Of those polled, 67 percent said they understood what the war was all about, and 33 percent said they did not.

The last time the question was asked, in October 2004, 70 percent said they understood what was at stake in the conflict while 28 percent said they did not.

Bush and other officials argued that the invasion was necessary to strip Iraq of chemical and biological weapons and efforts to develop a nuclear bomb.

U.S. inspectors later concluded Baghdad had disarmed after the 1991 Persian Gulf War, as required by U.N. resolutions that ended the conflict, though it had concealed some weapons-related research from U.N. monitors.
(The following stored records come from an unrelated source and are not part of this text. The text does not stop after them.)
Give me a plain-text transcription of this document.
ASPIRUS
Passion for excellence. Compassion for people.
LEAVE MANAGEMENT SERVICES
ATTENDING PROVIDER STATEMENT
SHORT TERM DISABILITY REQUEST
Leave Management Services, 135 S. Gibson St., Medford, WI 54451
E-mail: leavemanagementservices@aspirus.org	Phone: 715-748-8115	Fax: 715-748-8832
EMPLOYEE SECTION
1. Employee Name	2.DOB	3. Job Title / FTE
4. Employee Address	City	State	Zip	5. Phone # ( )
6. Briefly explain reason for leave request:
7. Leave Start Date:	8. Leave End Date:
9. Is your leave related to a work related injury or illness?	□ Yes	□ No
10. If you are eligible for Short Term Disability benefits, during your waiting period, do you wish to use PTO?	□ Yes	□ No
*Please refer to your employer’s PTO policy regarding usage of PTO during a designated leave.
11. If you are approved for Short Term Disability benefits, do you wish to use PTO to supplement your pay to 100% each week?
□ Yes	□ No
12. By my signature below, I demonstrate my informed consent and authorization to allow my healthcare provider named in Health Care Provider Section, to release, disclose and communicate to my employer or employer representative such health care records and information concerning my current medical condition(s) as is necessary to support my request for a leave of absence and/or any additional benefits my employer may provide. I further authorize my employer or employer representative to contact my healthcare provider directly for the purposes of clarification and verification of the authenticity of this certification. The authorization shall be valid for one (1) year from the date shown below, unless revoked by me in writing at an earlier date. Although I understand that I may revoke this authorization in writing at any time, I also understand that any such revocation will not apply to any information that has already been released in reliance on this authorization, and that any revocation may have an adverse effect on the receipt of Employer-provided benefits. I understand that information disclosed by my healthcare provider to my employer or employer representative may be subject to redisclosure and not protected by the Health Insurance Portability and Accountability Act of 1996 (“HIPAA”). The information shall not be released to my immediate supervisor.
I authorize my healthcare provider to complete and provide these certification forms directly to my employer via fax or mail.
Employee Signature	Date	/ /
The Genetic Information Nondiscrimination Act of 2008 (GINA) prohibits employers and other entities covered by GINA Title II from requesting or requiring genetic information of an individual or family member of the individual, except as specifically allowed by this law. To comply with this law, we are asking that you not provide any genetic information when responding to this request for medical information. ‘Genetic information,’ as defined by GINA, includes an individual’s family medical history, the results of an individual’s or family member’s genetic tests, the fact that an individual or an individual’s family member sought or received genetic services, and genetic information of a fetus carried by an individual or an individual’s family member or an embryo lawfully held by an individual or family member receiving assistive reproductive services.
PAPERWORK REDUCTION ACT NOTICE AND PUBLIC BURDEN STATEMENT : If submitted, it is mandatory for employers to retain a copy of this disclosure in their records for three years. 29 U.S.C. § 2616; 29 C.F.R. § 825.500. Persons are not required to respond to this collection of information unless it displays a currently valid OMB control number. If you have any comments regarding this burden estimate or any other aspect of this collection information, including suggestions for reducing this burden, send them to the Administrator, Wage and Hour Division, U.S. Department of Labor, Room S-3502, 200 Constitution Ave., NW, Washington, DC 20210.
The president and his allies now argue that U.S. troops are needed to foster the establishment of a democratic government in Iraq and keep the country from becoming a haven for terrorism.

"Together, we'll help Iraq become a strong democracy that protects the rights of its people and is a key ally in the war on terror," Bush said.

A report issued this month by a United Nations panel established to monitor al Qaeda and its associates said the terrorist group is exploiting the situation in Iraq, bringing in recruits from around the world and training them in urban warfare, bomb-making and other terrorist skills.